If one considers that old school rappers should retire from the rap game, who is gonna teach the new breeds of emcees?

I am back home and happy: I just acquired my brand new issue of the UK’s best known hip hop mag, The Hip Hop Connection, and started enjoying a few articles, plus two free CDS. That’s something. At least for hip hop lovers like me…however, I came across an article entitled Should old school rappers be forced to retire? that kinda shocked me, or more precisely, some ideas that the article mentioned above conveyed.

It looks like a specific category of persons in the hip hop industry do think that the rap game is only a young man s game.
Little did you know about hip hop if you really think so- that’s my point-and I will give you some valid arguments to feed your reflection on this theme.

If it is totally true that a few old school rappers are incapable of renewing their themes and don t seem to evolve with their time, one should consider that many old school masters are very much needed to perfect the game.
Yes, it is true, Jay-Z’s Kingdom Come is probably one of the most annoying and distasteful album I recently heard.
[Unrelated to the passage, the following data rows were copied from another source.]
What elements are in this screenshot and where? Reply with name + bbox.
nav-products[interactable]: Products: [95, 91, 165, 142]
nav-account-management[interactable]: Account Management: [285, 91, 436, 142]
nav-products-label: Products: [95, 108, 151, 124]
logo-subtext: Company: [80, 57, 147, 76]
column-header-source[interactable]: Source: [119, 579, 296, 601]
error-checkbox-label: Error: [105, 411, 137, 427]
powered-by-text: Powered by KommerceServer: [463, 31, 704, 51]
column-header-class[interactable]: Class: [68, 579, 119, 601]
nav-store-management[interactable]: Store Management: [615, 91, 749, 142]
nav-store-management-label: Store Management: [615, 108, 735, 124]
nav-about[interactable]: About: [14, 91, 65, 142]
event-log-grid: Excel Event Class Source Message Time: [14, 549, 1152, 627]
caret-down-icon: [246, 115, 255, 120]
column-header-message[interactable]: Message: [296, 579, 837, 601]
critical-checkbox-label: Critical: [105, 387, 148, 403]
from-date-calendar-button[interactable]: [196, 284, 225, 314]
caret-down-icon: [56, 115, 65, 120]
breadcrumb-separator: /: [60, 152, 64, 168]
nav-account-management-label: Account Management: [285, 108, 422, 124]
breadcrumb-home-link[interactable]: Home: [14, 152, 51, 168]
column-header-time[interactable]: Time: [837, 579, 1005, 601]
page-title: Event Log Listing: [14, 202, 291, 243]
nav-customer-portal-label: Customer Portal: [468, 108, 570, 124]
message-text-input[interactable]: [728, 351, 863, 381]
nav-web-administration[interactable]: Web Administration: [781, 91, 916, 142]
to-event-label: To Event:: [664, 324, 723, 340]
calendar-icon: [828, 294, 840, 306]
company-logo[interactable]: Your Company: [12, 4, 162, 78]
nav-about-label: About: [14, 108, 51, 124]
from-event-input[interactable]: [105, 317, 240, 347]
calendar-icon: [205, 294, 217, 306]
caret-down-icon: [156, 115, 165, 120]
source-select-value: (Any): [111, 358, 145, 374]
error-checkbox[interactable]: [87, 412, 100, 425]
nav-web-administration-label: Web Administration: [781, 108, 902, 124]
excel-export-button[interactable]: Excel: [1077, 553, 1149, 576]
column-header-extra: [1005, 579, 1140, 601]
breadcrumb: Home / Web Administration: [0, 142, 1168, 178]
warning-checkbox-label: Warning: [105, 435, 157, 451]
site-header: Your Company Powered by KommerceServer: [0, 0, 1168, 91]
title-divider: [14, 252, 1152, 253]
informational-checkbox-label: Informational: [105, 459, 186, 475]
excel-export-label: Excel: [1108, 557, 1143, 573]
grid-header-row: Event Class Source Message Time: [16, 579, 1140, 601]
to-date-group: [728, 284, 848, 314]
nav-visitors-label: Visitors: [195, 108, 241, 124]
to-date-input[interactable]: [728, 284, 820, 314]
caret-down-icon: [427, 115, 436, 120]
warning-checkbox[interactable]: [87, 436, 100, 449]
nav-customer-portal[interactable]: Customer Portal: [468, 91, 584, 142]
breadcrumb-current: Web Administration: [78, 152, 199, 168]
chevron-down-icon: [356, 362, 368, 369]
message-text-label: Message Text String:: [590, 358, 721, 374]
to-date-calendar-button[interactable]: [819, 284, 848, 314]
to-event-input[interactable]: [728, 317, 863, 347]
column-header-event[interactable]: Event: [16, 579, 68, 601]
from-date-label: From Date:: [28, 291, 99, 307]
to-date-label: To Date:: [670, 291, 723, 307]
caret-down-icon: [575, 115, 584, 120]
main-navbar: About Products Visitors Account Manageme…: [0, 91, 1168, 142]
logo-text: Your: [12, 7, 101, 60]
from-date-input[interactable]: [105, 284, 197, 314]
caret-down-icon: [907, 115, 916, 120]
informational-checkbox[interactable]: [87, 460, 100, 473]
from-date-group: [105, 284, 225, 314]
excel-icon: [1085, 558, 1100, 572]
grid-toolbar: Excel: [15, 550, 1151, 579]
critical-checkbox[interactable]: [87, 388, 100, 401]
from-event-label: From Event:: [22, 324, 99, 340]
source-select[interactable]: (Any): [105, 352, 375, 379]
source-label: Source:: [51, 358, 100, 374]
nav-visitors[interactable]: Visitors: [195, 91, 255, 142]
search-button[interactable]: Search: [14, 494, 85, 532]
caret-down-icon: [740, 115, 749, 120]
But talking about Jay-Z s recent lack of imagination doesn t allow people to talk about old school rappers as a whole.

Don t misunderstand me: I am not against new talents. As the passionate music journalist I actually am, I am always in search of new talents. I like to discover young, talented emcees in the jungle of the undiscovered. However, I am convinced that, as much talented as emcees from the new generations might be, they need to learn a lot of techniques from their predecessors. As well as old school rappers learnt from The Godfather of Soul, James Brown and from George Clinton, for instance, new school rappers need to learn from the giants in the rap game.

A reader of XXL( shame on him) implied that Nas was a dinosaur and that he should live with it. It was meant: he can fuck off with his old themes and should stop saying that hip hop is dead, because he is not very open minded towards the current evolution of the rap game!

My point is: if you are incapable of valuating geniuses like Nas and respect their criticism of hip hop, I am not sure that you really have the maturity needed to fully get their point and to understand where those people come from. As a consequence, you will probably also lack a clear vision of the current rap game too.

Nas has been acclaimed for his great, researched lyricism. His first album, Illmatic, should be a model of inspiration for any emcee who wants to make some real hip hop. Nasir Jones deserves respect for his amazing skills and for always reminding African Americans of their African roots.
How can you stab an amazing lyricist like Nas when you are so far under his radar? First sit down, listen to his music and learn from him. Then you might be entitled to constructive criticism towards him.

I doubt that the game would be the same without Dr Dre. Are you going to tell Dr Dre that he is too old to rap or to produce any track? Just shut up!

Newcomers might bring loads of creativity and new themes in their music, but I doubt that any of them will ever make the same dope ass beats that are so typical to his music.

Yes, the rap game needs to renew itself with a new breed of inventive and skilled emcees, but it would be nothing without the giants that made the game.

If you don’t pay respect to people like Grandmaster Flash who initiated the very beginnings of hip hop, I am not really sure that you will be capable of appreciating the most contemporary forms of rap music to the fullest.

All those people made the game. They are the pioneers. Don t prompt to put their Cds in the trash, rather learn from their accumulated knowledge and wisdom over the years!